La mini-série s’est-elle imposée ou avez-vous eu une réflexion sur la possibilité de faire une série plus longue ?

J’aurais préféré huit épisodes. Mais on ne pouvait pas pour des raisons multiples. Par exemple, là, il manque le maquis. J’avais écrit le maquis. Mais on n’aurait pas pu le faire. Puis au bout d’un moment, on oublie ce que l’on a enlevé.

Il y a beaucoup d’ellipses dans Résistance. N’avez-vous pas envisagé de resserrer l’histoire sur la dernière année et la Libération de Paris plutôt que de couvrir les quatre années d’Occupation ?

Le sujet de départ était toute la guerre. C’était obligatoire. Donc on n’a pas eu ce débat. Rien ne m’intéresse plus que ce que j’ai mis là. C’est-à-dire comment les jeunes grandissent dans cette Résistance. Je suis très attaché au réseau du Musée de l’Homme parce que c’est l’un des premiers et que ce sont des artistes et des intellectuels. Je suis très attaché à ces jeunes parce que l’on n’en parle pas. Il faut un énorme courage pour prendre une arme et abattre un Allemand. Et puis, ce sont des destins tragiques.

Vous êtes-vous mis des limites dans la manière de raconter et de montrer l’escalade de la violence ?

On ne voit pas de torture. On voit des coups, mais pas plus. Je n’ai jamais voulu faire ça. Quand j’avais fait Jean Moulin avec Charles Berling, j’avais refusé aussi. Ça ne m’intéresse pas de montrer la torture. Je trouve ça dégradant. Je préfère le suggérer. Ça ne me dérange pas qu’on les voie après, quand ils sortent ensanglantés ou avant, quand ils ont peur. D’ailleurs, ils en parlent. Mais je n’ai pas envie de voir la boucherie. Je n’ai pas envie de l’écrire, donc je ne l’écris pas.

Les acteurs ont dit que c’était important pour eux que vous soyez sur le plateau et qu’ils avaient envie de vous satisfaire. Etait-ce important pour vous d’être présent ?

C’est très mignon. Je suis très attaché à ces acteurs. Ils sont formidables. C’est une période qu’ils ne connaissent pas. J’étais comme un grand frère dans tout ça. Je tiens beaucoup à cette histoire et je ne voulais pas qu’il y ait de ratages. On a changé de metteur en scène en cours de route. Là, ma présence était obligatoire.

Avez-vous envie d’être présent sur le plateau lors de vos prochains projets ?

Oui, la prochaine fois, je pense que je le demanderai. Mais c’est surtout la préparation qui est très importante. L’auteur doit être là pour la préparation et au montage. C’est deux moments où c’est important.

Partie 2 > Dan Franck revient sur Les Hommes de l’ombre et ses projets


Etes-vous satisfait du résultat de Résistance ?
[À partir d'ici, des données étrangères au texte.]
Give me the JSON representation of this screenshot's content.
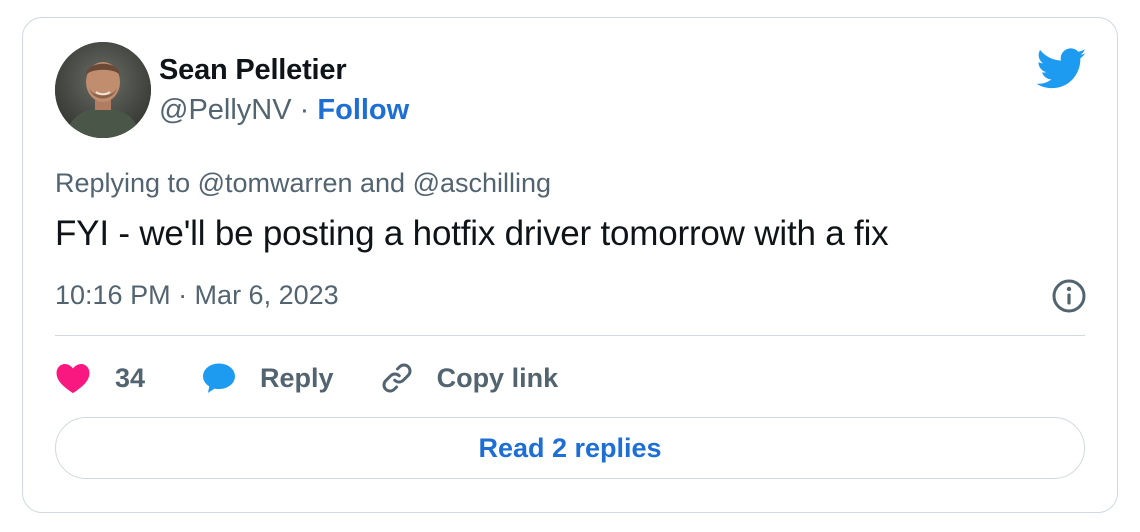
{
  "author": {
    "name": "Sean Pelletier",
    "handle": "@PellyNV",
    "separator": "·",
    "follow_label": "Follow"
  },
  "reply_context": {
    "text": "Replying to @tomwarren and @aschilling"
  },
  "tweet": {
    "text": "FYI - we'll be posting a hotfix driver tomorrow with a fix",
    "timestamp": "10:16 PM · Mar 6, 2023"
  },
  "actions": {
    "like_count": "34",
    "reply_label": "Reply",
    "copy_link_label": "Copy link"
  },
  "read_replies_label": "Read 2 replies",
  "icons": {
    "brand": "twitter-bird-icon",
    "info": "info-icon",
    "like": "heart-icon",
    "reply": "speech-bubble-icon",
    "copy": "link-icon"
  },
  "colors": {
    "accent": "#1d6fd6",
    "bird": "#1d9bf0",
    "heart": "#f91880",
    "muted_text": "#536471",
    "border": "#cfd9de"
  }
}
Je suis très content. Les acteurs sont formidables. Le metteur en scène aussi. La production est inouïe de compétences et de générosité. C’était une épreuve sportive assez dure, mais très riche. Dense, mais belle.

Concernant les participations de Richard Berry, Isabelle Nanty et Fanny Ardant, était-ce une histoire entre la production et TF1 ?

On en a parlé aussi beaucoup. C’est Adjani qui devait venir, elle n’a pas pu. On a beaucoup échangé avec elle. Je la connais un peu. Ils ont mené leur truc. Moi, j’ai beaucoup discuté avec Isabelle Nanty sur le rôle du bordel. C’était une respiration dans cette série, mais je ne voulais pas que ça vire à la comédie. Donc, on a beaucoup discuté. C’est une actrice merveilleuse.

Peut-on évoquer l’expérience des Hommes de l’ombre et votre non-participation à la saison 2 ?

Je suis en deuil des Hommes de l’ombre. Mais c’est bien de renouveler les équipes. J’ai adoré écrire la saison 1. Je me suis entendu merveilleusement bien avec Fred Tellier et la production.

Mais on imagine qu’en tant qu’auteur, c’est bien de pouvoir accompagner sur une seconde saison des personnages que l’on a créés...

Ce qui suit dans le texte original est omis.